Прощай, огонь. Не встретимся больше никогда.
А жаль.
Руки, согревшиеся близ костра, уже начали мерзнуть. Под подошвами хрустел лед. Лужи схватились наледью, отсвечивали сизым сливовым налетом, чернотой сапога. Руди глянула на свои чудовищные башмаки. Они достались ей в наследство от того мужчины в язвах, что стал ее первым любовником.
«И последним».
Он так торопился уйти от нее, что ушел босиком.

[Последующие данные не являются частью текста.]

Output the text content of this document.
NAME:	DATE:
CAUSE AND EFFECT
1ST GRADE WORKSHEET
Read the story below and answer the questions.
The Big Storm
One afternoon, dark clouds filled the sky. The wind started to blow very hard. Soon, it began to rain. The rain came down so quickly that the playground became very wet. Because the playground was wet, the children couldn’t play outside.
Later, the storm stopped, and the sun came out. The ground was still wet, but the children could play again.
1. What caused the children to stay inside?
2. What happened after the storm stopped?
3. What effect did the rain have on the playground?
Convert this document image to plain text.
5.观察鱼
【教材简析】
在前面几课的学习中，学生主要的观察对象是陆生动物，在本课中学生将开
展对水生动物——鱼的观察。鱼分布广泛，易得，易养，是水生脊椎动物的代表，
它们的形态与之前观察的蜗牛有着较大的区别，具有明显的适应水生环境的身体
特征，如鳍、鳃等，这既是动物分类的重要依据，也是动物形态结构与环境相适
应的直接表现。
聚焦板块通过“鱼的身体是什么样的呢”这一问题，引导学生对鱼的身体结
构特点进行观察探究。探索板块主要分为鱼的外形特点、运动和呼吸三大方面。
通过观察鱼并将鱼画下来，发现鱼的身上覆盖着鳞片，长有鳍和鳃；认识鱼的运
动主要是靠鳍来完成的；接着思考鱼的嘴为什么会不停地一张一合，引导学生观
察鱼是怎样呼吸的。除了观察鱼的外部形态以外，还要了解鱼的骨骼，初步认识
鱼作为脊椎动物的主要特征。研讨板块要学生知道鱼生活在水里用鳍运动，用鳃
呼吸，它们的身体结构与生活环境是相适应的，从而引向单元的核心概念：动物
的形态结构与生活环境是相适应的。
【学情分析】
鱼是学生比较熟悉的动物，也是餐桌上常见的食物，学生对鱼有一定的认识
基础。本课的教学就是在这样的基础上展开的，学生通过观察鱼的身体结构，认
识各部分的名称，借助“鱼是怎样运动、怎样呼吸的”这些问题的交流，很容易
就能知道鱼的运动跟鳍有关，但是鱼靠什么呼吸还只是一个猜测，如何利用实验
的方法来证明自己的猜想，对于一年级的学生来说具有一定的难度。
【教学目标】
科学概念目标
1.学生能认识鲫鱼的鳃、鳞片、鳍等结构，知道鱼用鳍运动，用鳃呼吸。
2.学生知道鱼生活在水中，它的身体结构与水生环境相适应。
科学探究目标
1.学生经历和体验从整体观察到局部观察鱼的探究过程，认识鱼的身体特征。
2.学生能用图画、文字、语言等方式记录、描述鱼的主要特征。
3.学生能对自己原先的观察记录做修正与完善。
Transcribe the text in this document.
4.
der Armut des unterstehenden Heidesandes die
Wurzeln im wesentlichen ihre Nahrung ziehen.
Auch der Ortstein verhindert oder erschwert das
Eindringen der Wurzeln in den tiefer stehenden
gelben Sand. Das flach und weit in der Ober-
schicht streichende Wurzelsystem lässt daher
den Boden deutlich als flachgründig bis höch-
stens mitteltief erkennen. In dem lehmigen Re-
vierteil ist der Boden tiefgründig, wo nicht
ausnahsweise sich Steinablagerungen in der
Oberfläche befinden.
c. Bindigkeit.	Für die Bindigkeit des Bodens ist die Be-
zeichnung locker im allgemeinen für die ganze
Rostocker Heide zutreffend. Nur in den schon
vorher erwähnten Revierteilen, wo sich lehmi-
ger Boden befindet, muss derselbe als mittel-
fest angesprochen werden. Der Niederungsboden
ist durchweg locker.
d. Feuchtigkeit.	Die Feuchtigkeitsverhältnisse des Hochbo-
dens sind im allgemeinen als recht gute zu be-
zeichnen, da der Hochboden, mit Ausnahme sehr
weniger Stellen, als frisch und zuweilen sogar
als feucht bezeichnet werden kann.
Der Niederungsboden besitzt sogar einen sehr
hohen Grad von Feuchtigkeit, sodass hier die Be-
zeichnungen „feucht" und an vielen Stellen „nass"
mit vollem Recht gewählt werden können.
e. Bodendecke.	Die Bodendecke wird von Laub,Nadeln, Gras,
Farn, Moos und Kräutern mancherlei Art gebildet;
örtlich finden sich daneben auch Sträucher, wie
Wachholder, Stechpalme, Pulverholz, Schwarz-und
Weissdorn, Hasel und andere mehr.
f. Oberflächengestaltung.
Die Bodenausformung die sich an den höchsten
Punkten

А она, когда тяжело встала с бетонного пола подвала, обтерла с бедер кровь скомканными трусиками, озиралась беспомощно и жалко, как подстреленный зайчонок, обхватывала себя за плечи еще сведенными судорогой объятья руками, – увидела: стоят башмаки, и он ушел без них, и она босая, и значит, можно надеть чужую обувь, и значит, теперь дорога не изранит ее ноги, и пятки не покроются коркой крови и пыли, и гвоздь не вопьется, и камни не исколют. Воткнула ноги в башмаки. Ее плоть впрыгнула в чужую жизнь. Обувь еще хранила тепло хозяина. Руди стало и противно, и уютно. Будто она подсмотрела чужое купанье в замочную скважину.
А теперь она привыкла к этим башмакам, как каторжанин привыкает к колодкам.
Тупо, тяжело переставляя ноги, она уходила, удалялась от пристанища, где не ее ограбили – она сама отдала половину своей оставшейся жизни людям у костра.
Всем им? Тому мальчику, что так пристально смотрел на нее.
Улица сужалась, втягивая, всасывая ее в пугающую воронку. Руди оглянулась в последний раз на огонь.
Его уже не было. Все. Потух.
«Прошагать эту улицу до конца. И город кончится. И что? Выйти в поле? На берег реки? Там ночевать нельзя. Там волки, лисы. Одичавшие собаки. Значит, идти. До утра».
Она поправила ремни рюкзака на плечах. Ноша облегчилась. Руди шагала и шагала, и постепенно ритм ее шагов заставил ее успокоиться.
И, как только она успокоилась, – сзади нее послышался шорох.
Она резко обернулась как раз в тот момент, когда ее цепко схватили за локоть.